Ce n’est pas la première fois qu’Amnesty a limité sa solidarité en persistant dans la durée sur des positions honteuses.

Amnesty International et Human Rights Watch sont tous deux basés dans des pays impérialistes et ont été fondés dans le contexte de la guerre froide, se concentrant essentiellement sur le plaidoyer pour les droits des individus dans l’Europe de l’Est communiste.

Leurs cadres de référence étroits et leurs idéologies fondatrices les ont placés en opposition aux luttes de libération anticoloniales et à la violence qu’elles nécessitent parce que, comme Nelson Mandela l’a dit, c’est l’oppresseur qui définit la nature de la lutte et l’opprimé est souvent laissé sans recours autre que les méthodes qui sont le reflet de celles de l’oppresseur ».

Ces contradictions fondamentales signifient que les groupes occidentaux de défense des droits prendront toujours des positions compromettantes, sinon nuisibles quant à la libération palestinienne, comme Human Rights Watch qui a récemment suggéré une équivalence morale entre la violence d’Israël contre les Palestiniens assiégés à Gaza et celle de la résistance palestinienne contre lui.

Mais le matériel pédagogique d’Amnesty, qui inclut une longue session de Questions/Réponses, aidera à préparer des militants de terrain à répondre aux défenseurs d’Israël qui cherchent à détourner la critique des pratiques de l’État en attaquant le messager.

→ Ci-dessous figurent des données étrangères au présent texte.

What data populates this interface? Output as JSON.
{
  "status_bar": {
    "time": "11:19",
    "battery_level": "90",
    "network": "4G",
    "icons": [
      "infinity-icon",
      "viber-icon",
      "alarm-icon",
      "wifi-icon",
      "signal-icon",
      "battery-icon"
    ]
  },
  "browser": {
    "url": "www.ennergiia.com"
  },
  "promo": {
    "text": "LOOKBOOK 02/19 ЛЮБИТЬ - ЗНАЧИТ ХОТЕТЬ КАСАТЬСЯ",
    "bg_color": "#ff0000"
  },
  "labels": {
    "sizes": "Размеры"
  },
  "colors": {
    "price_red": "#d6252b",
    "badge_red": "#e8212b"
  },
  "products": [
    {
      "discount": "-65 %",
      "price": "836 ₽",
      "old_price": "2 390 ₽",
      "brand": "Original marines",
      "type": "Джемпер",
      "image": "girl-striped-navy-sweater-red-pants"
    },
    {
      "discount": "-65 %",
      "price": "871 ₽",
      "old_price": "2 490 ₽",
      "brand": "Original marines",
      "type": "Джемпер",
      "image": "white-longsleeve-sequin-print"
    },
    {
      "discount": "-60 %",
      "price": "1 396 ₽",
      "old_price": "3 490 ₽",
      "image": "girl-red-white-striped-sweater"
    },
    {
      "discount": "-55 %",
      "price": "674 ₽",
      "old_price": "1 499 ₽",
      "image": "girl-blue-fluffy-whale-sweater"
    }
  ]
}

Après tout, comme un observateur astucieux l’a dit sur Twitter, c’est la seule flèche dont disposent dans leur carquois ceux qui sont engagés à maintenir le régime d’apartheid d’Israël et la situation d’impunité.

Le rapport d’Amnesty est un indicateur puissant qu’une analyse qui remonte avant l’occupation de la Cisjordanie et de Gaza en 1967 devient mainstream.

Pendant ce temps, Israël, ses proches et ses complices au Congrès des États Unis et au Département d’État avancent les mêmes sujets de discussion usés en ignorant la substance des résultats établis par Amnesty.

(En revanche, quelques membres du Congrès du Parti Démocrate soutiennent publiquement les résultats d’Amnesty, Cori Bush appelant à mettre fin au « soutien du contribuable étatsunien à cette violence »).

Mais, comme les représentants de l’ONU et de l’UE rabâchant à l’envi leur engagement dans l’inexistant processus de paix pour une solution à deux États, ceux qui reprennent les sujets de discussion du lobby d’Israël, tellement détachés de la réalité, apparaissent ridicules.

Israël craint le rapport de l’ONU

Tout en rejetant le terme “apartheid » et en attaquant Amnesty, Israël, ses mandataires et ses soutiens ont les yeux fixés sur une menace encore plus importante pour l’impunité d’Israël.

Selon une dépêche du ministère israélien des affaires étrangères lu dans la publication Axios, Israël a prévu une campagne pour essayer de discréditer une commission permanente d’enquête de l’ONU sur les violations des droits par Israël dans tous les territoires sous son contrôle.

Le Conseil des Droits de l’Homme des Nations Unies a voté de justesse une résolution instaurant cette commission d’enquête en mai dernier à la suite des 11 jours d’attaque israélienne sur Gaza au cours de laquelle les Palestiniens se sont levés dans toute leur patrie.

Des groupes palestiniens font appel depuis longtemps aux États pour qu’ils « abordent les causes fondamentales du colonialisme de peuplement d’Israël et de l’apartheid imposé au peuple palestinien dans son ensemble », comme al-Haq l’a dit avant le vote.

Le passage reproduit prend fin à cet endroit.